In the Oracle world I noted that compression showed up around Oracle 9i. However, it was primarily of use for OLAP applications with a few restrictions that you can read about. To be fair, one aspect that Oracle had before DB2 was the ability to compress indexes which can buy you a lot with composite indexes. In Oracle 11g advanced compression came about and I would make comments to my Oracle representative about the country being in a recession and why this is not in the base stack charge of EE? Larry needs a new boat I guess. Based on my DB2 experience I can see getting the same boost for OLTP if you pay the extra money. I am still mad about that one though.

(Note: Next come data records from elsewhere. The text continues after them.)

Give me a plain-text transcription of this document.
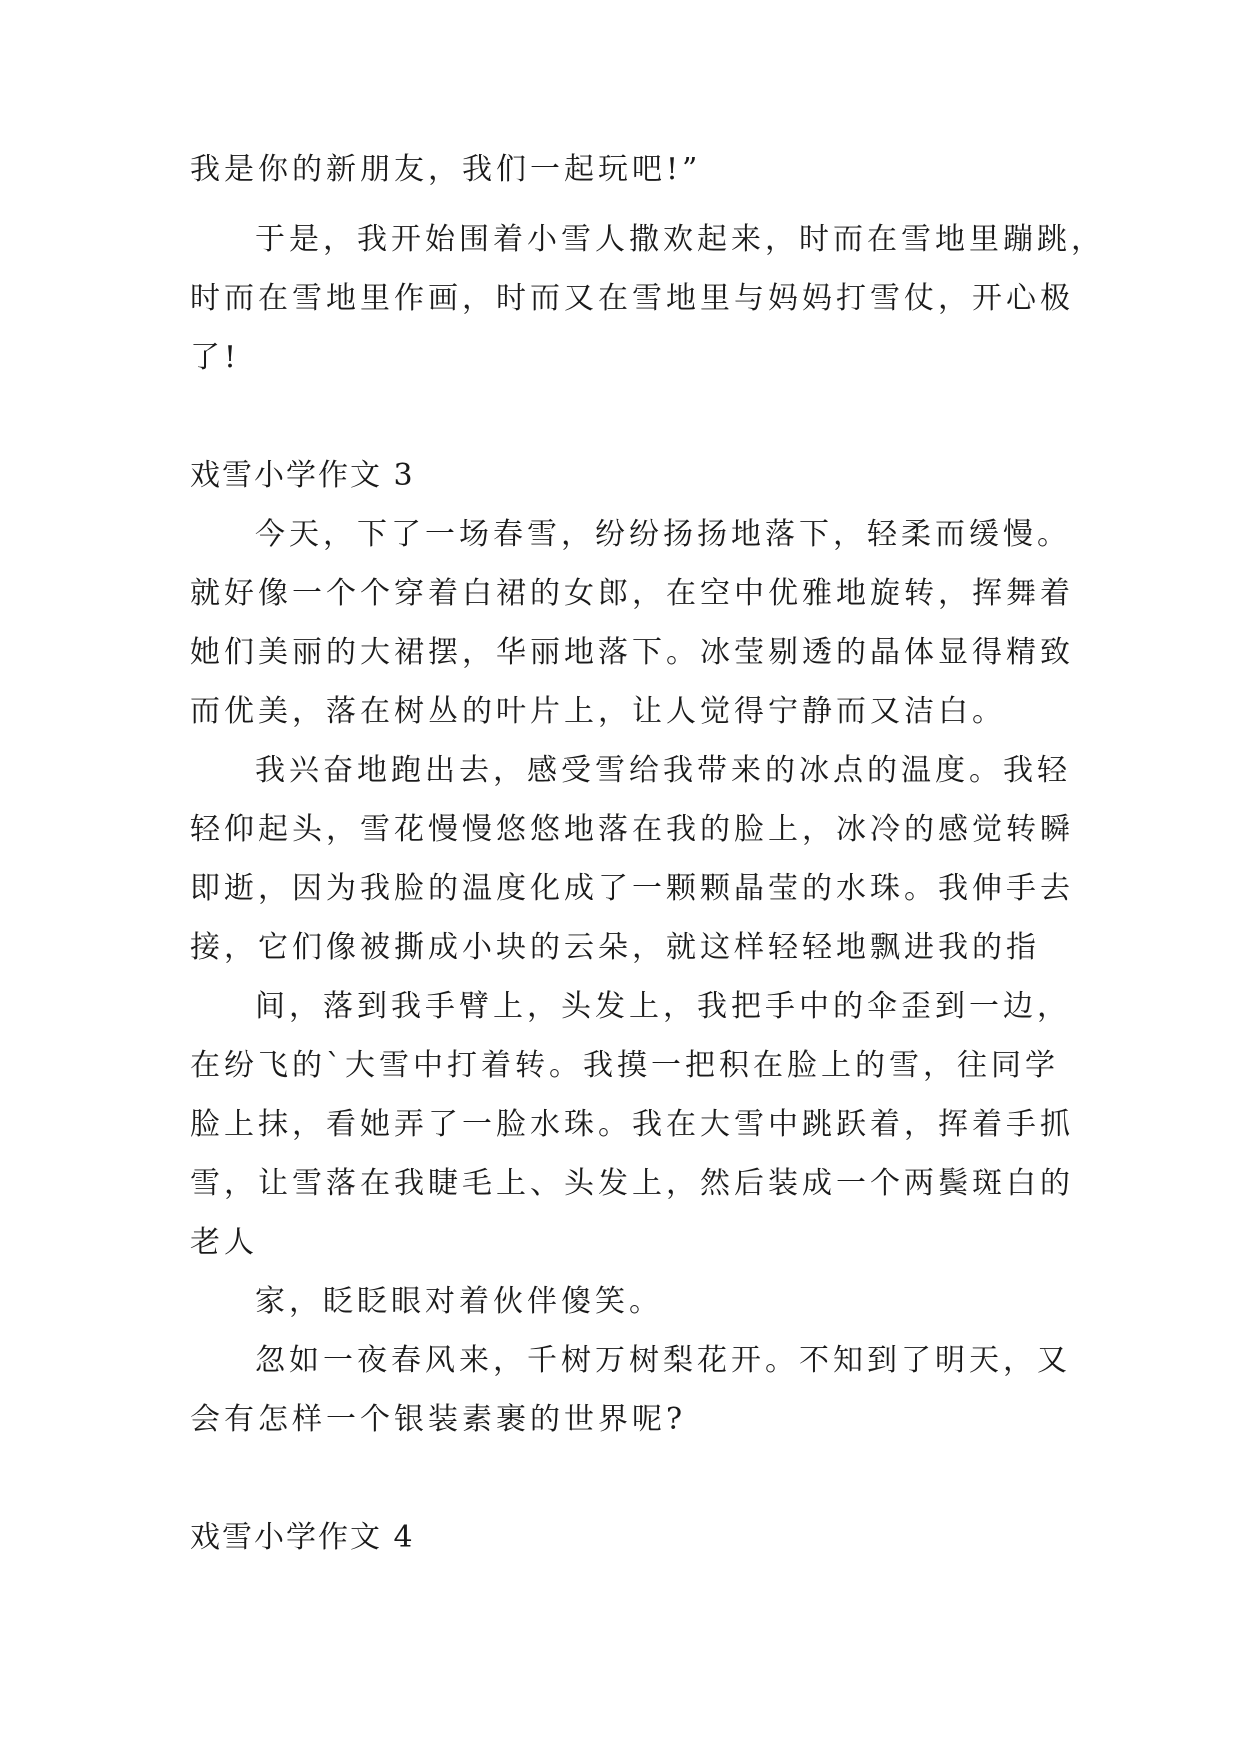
我是你的新朋友，我们一起玩吧!”
于是，我开始围着小雪人撒欢起来，时而在雪地里蹦跳，
时而在雪地里作画，时而又在雪地里与妈妈打雪仗，开心极
了!
戏雪小学作文 3
今天，下了一场春雪，纷纷扬扬地落下，轻柔而缓慢。
就好像一个个穿着白裙的女郎，在空中优雅地旋转，挥舞着
她们美丽的大裙摆，华丽地落下。冰莹剔透的晶体显得精致
而优美，落在树丛的叶片上，让人觉得宁静而又洁白。
我兴奋地跑出去，感受雪给我带来的冰点的温度。我轻
轻仰起头，雪花慢慢悠悠地落在我的脸上，冰冷的感觉转瞬
即逝，因为我脸的温度化成了一颗颗晶莹的水珠。我伸手去
接，它们像被撕成小块的云朵，就这样轻轻地飘进我的指
间，落到我手臂上，头发上，我把手中的伞歪到一边，
在纷飞的`大雪中打着转。我摸一把积在脸上的雪，往同学
脸上抹，看她弄了一脸水珠。我在大雪中跳跃着，挥着手抓
雪，让雪落在我睫毛上、头发上，然后装成一个两鬓斑白的
老人
家，眨眨眼对着伙伴傻笑。
忽如一夜春风来，千树万树梨花开。不知到了明天，又
会有怎样一个银装素裹的世界呢?
戏雪小学作文 4
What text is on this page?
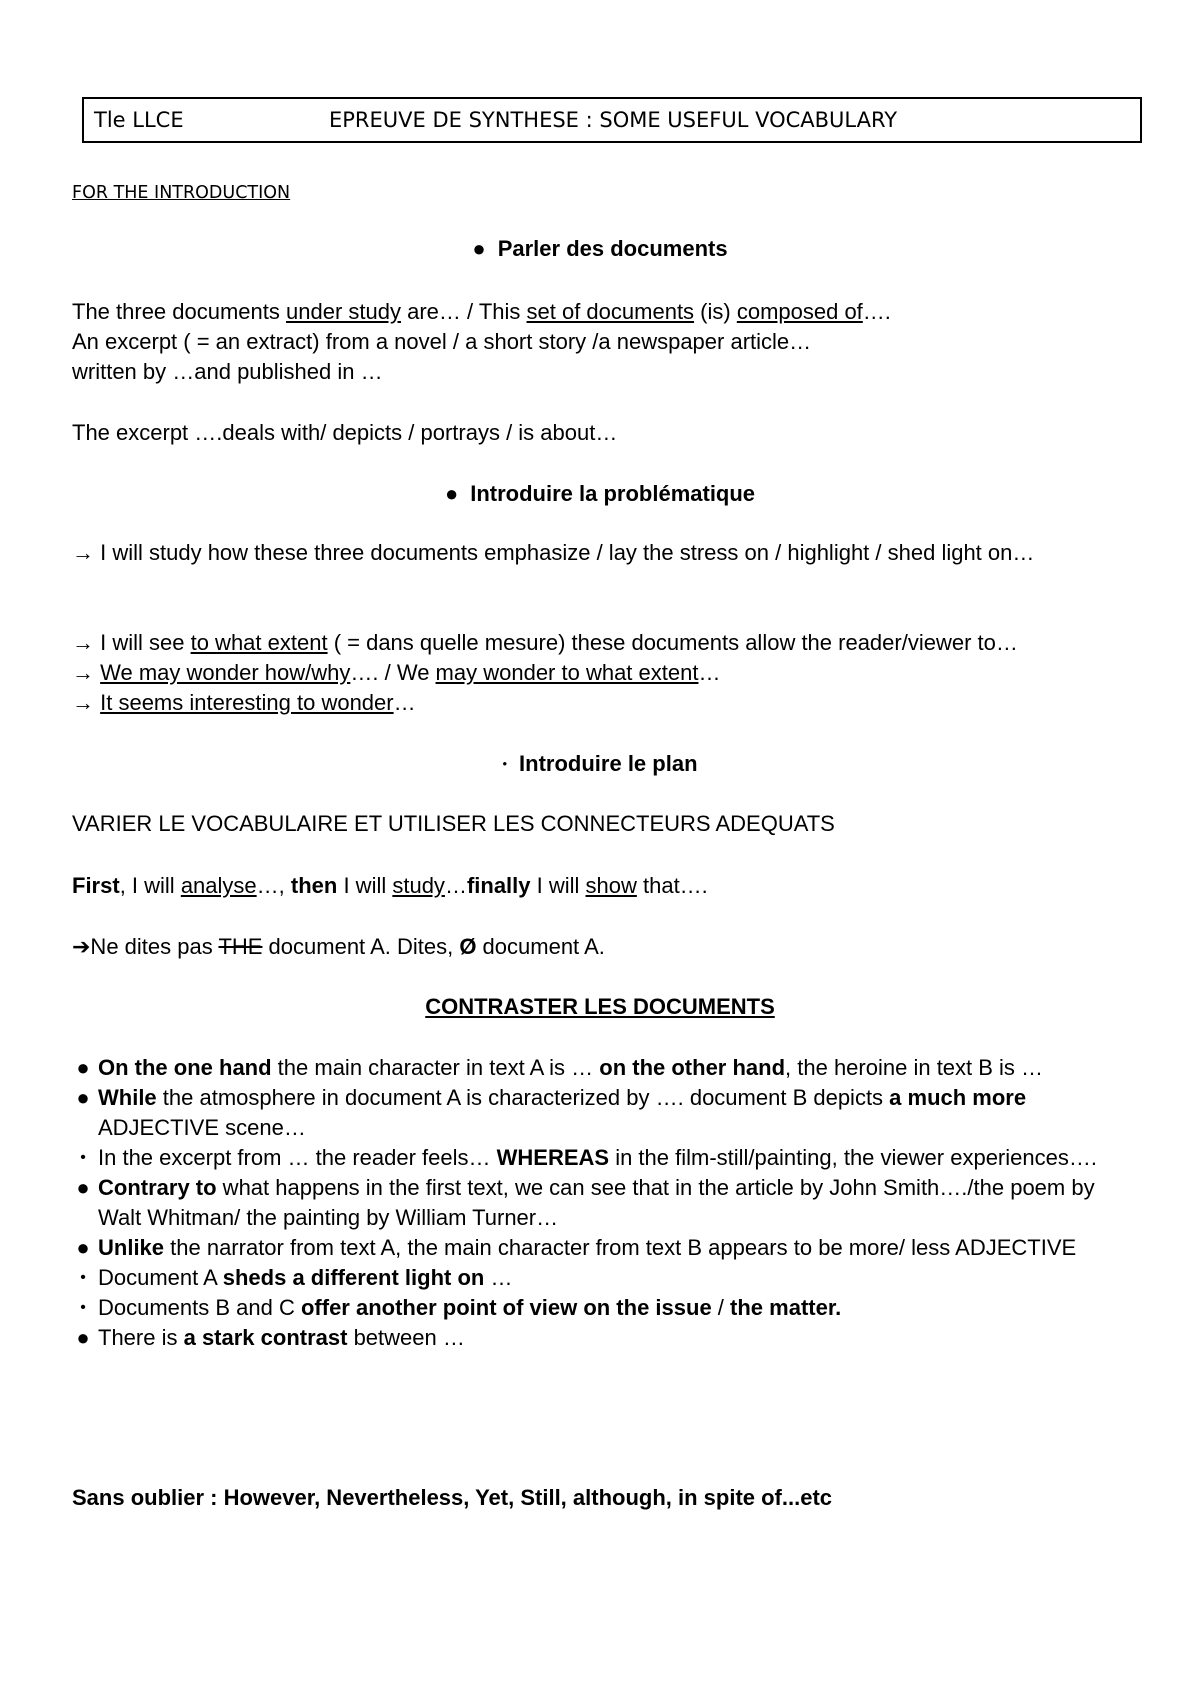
Tle LLCE	EPREUVE DE SYNTHESE : SOME USEFUL VOCABULARY
FOR THE INTRODUCTION
● Parler des documents
The three documents under study are… / This set of documents (is) composed of….
An excerpt ( = an extract) from a novel / a short story /a newspaper article…
written by …and published in …
The excerpt ….deals with/ depicts / portrays / is about…
● Introduire la problématique
→ I will study how these three documents emphasize / lay the stress on / highlight / shed light on…
→ I will see to what extent ( = dans quelle mesure) these documents allow the reader/viewer to…
→ We may wonder how/why…. / We may wonder to what extent…
→ It seems interesting to wonder…
• Introduire le plan
VARIER LE VOCABULAIRE ET UTILISER LES CONNECTEURS ADEQUATS
First, I will analyse…, then I will study…finally I will show that….
➔Ne dites pas THE document A. Dites, Ø document A.
CONTRASTER LES DOCUMENTS
● On the one hand the main character in text A is … on the other hand, the heroine in text B is …
● While the atmosphere in document A is characterized by …. document B depicts a much more ADJECTIVE scene…
• In the excerpt from … the reader feels… WHEREAS in the film-still/painting, the viewer experiences….
● Contrary to what happens in the first text, we can see that in the article by John Smith…./the poem by Walt Whitman/ the painting by William Turner…
● Unlike the narrator from text A, the main character from text B appears to be more/ less ADJECTIVE
• Document A sheds a different light on …
• Documents B and C offer another point of view on the issue / the matter.
● There is a stark contrast between …
Sans oublier : However, Nevertheless, Yet, Still, although, in spite of...etc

In the SQL2008 side of the house MSOFT has introduced compression. I need to read more about it and play with it when the chance presents itself. If you have tested it let me know. I would think that you would not use it in production until a few service packs go by. However, in SQL 2005 I was surprised how reliable mirroring was which is similar to Oracle Data Guard or DB2's HADR.

Next time we can talk about command line options for the big 3.

To paraphrase Nature Boy Ric Flair, "Diamonds are forever and so is database technology, WOO!".